We typically discuss the importance of networking in the context of mature individuals ready to take the next step in their business interests; however, I argue that we should be talking more about the importance of networking across generational age-gaps.
To be honest, science has already told us that the human frontal cortex isn’t fully developed until about the age of 26 years old (A good article on that here – Understanding the Teen Brain). Why is it still appropriate to use a young persons’ immaturity or lack of emotional control as an excuse to avoid dealing with them or providing quality mentorship? Given their emotional instability and lack of quality decision making skills, this is the MOST important time to grab a young person by the shoulder and openly guide them in the right direction.
I get it…it’s not always easy dealing with a sometimes irrational or unpredictable young adult, but as mature adults and lifelong educators of the youth (youth who will eventually grow to educate other youth) we should all subscribe to a patient and tactful approach in our dealings with them.
So what do we owe our children and how do we give it to them???
We owe them Openness
The young adults of today crave authenticity and real life experiences. Gone are the days where kids are told to get out the house and be back before the street lights come on. During those times, every day was a unique life experience. Due to various factors, today’s youth have been sheltered and protected by both their parents and readily available social media. Therefore, many of the things that seem common to us are only as real as a video or word of mouth for them. We owe them the openness to share with them “the real” of life and what we do. They will respect you for you honesty and openness, leading to the ability to better communicate with them and the development of a more productive mentor-mentee relationship.
We owe them Altruism
As a function of the development of the young adult brain, we owe them patience and the ability to see the best in them even when it doesn’t always come out right on their end.
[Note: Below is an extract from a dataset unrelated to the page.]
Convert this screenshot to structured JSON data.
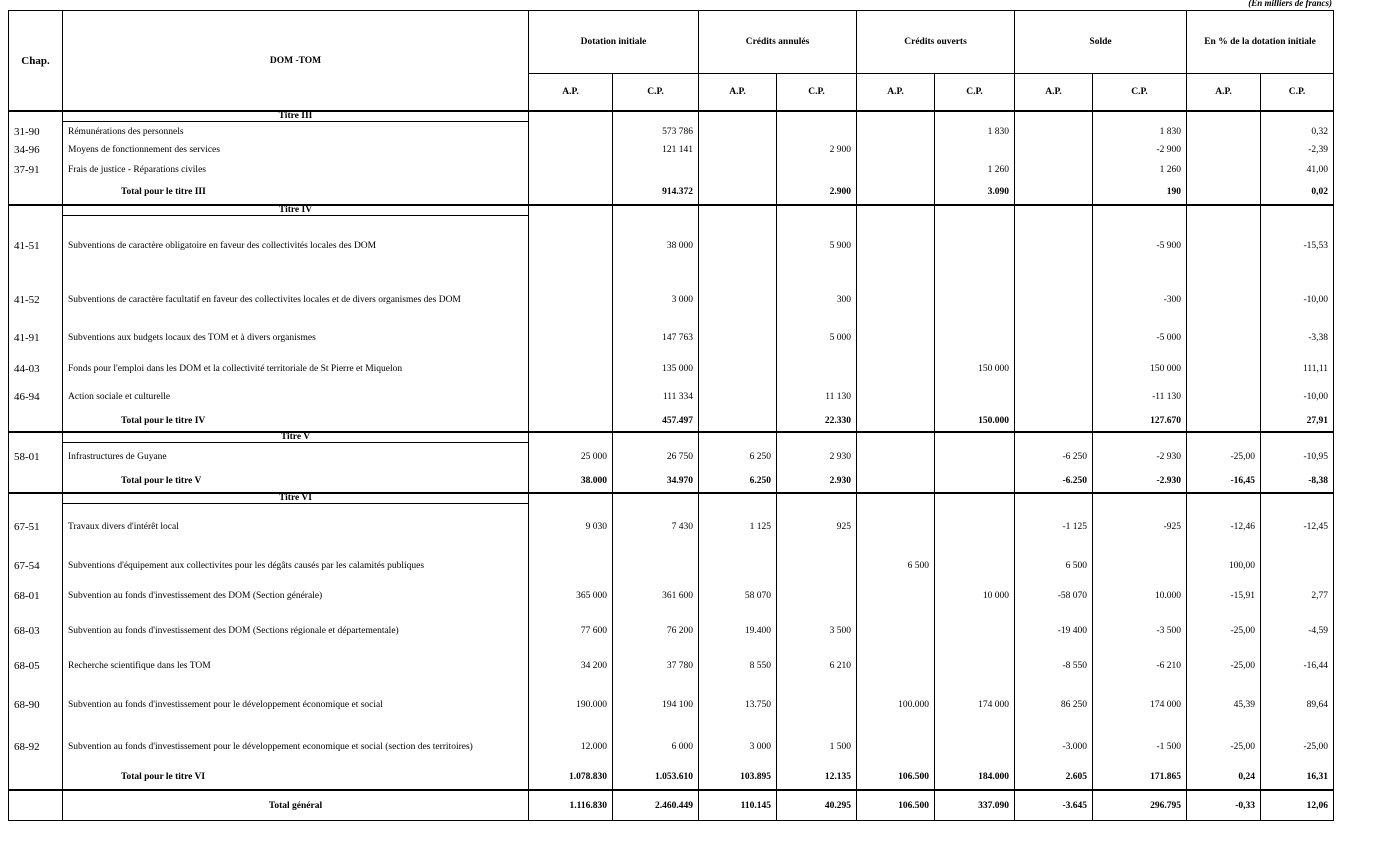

When dealing with young adults, it should be expected that they will have awkward moments of communication and weird emotional patterns. They are still growing and developing the level of maturity that you expect. As we know in education, your perception of them and their abilities tends to rule supreme over their outcomes. In other words, if you see them as a promising scholar and set your expectations and belief systems to that standard then they too will believe in their ability to reach that standard. To the contrary, if you have low expectations of their abilities then they will also meet those standards. We owe our children the highest standards, a strong belief system, and the patience to help them see it through. We do it for them because we love them and we want to see them be happy in their future endeavors.
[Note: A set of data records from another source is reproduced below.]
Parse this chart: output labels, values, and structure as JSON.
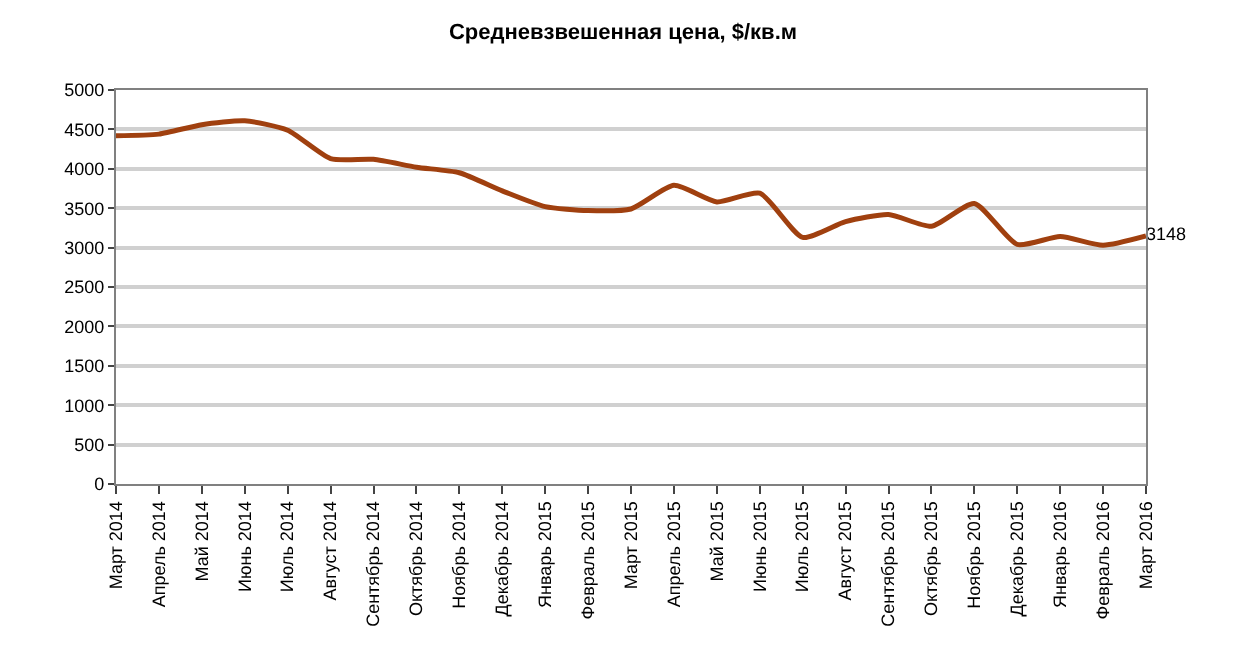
{
  "chart_data": {
    "type": "line",
    "title": "Средневзвешенная цена, $/кв.м",
    "categories": [
      "Март 2014",
      "Апрель 2014",
      "Май 2014",
      "Июнь 2014",
      "Июль 2014",
      "Август 2014",
      "Сентябрь 2014",
      "Октябрь 2014",
      "Ноябрь 2014",
      "Декабрь 2014",
      "Январь 2015",
      "Февраль 2015",
      "Март 2015",
      "Апрель 2015",
      "Май 2015",
      "Июнь 2015",
      "Июль 2015",
      "Август 2015",
      "Сентябрь 2015",
      "Октябрь 2015",
      "Ноябрь 2015",
      "Декабрь 2015",
      "Январь 2016",
      "Февраль 2016",
      "Март 2016"
    ],
    "series": [
      {
        "color": "#a0400f",
        "values": [
          4420,
          4440,
          4560,
          4610,
          4490,
          4130,
          4120,
          4020,
          3950,
          3720,
          3520,
          3470,
          3490,
          3790,
          3580,
          3690,
          3130,
          3330,
          3420,
          3270,
          3560,
          3040,
          3140,
          3030,
          3148
        ],
        "value_labels": [
          null,
          null,
          null,
          null,
          null,
          null,
          null,
          null,
          null,
          null,
          null,
          null,
          null,
          null,
          null,
          null,
          null,
          null,
          null,
          null,
          null,
          null,
          null,
          null,
          "3148"
        ]
      }
    ],
    "ylim": [
      0,
      5000
    ],
    "yticks": [
      0,
      500,
      1000,
      1500,
      2000,
      2500,
      3000,
      3500,
      4000,
      4500,
      5000
    ],
    "grid": "y",
    "legend": false,
    "marker": "none",
    "line_style": "solid"
  }
}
We owe them Pro-Bono Mentorship
Too many times, the barrier of entry to establishing a relationship with a good mentor is too high. In a way it feels like you have to make it on your own before people will agree to mentor you. True mentorship outside of academia is dead or dying. We owe our children to bring it back! In the south, we would say something like, “I’m the adult; young people should reach out to ME!” I don’t know who made that up or where it came from, but I think its crap in 2018. Mentorship can be time consuming or burdensome in some ways, but being open and honest about your availability and time commitment can go a long way. Sometimes we get so caught up in our own accomplishments and awards that we expect for everyone to be begging us for our time and attention. To a young adult who is new to networking, slightly socially awkward, and seeking authenticity that type of attitude WILL be extremely off-putting. We own our children a ladder of open mentorship, for free without expecting any sort of gratification in return. Most young adults, especially the ones grinding to make a positive path for themselves, won’t have the resources to buy you lunch or buy a plane ticket to meet you in Aruba or to buy a nice suit for your meeting. Have the patience and understanding to meet them most of the way if they have demonstrated a commitment to learning from you.
The keyword for this article is PATIENCE. We owe our children patience. See the best in our young people and try to understand the worst. We need to open ourselves to them and share with them our life lesson with authenticity. Give them our time and honest mentorship. Every child starts riding a bike with training wheels, but we are putting our young people on two wheel bikes with a push and calling it mentoring.
Honestly…we can do better than that.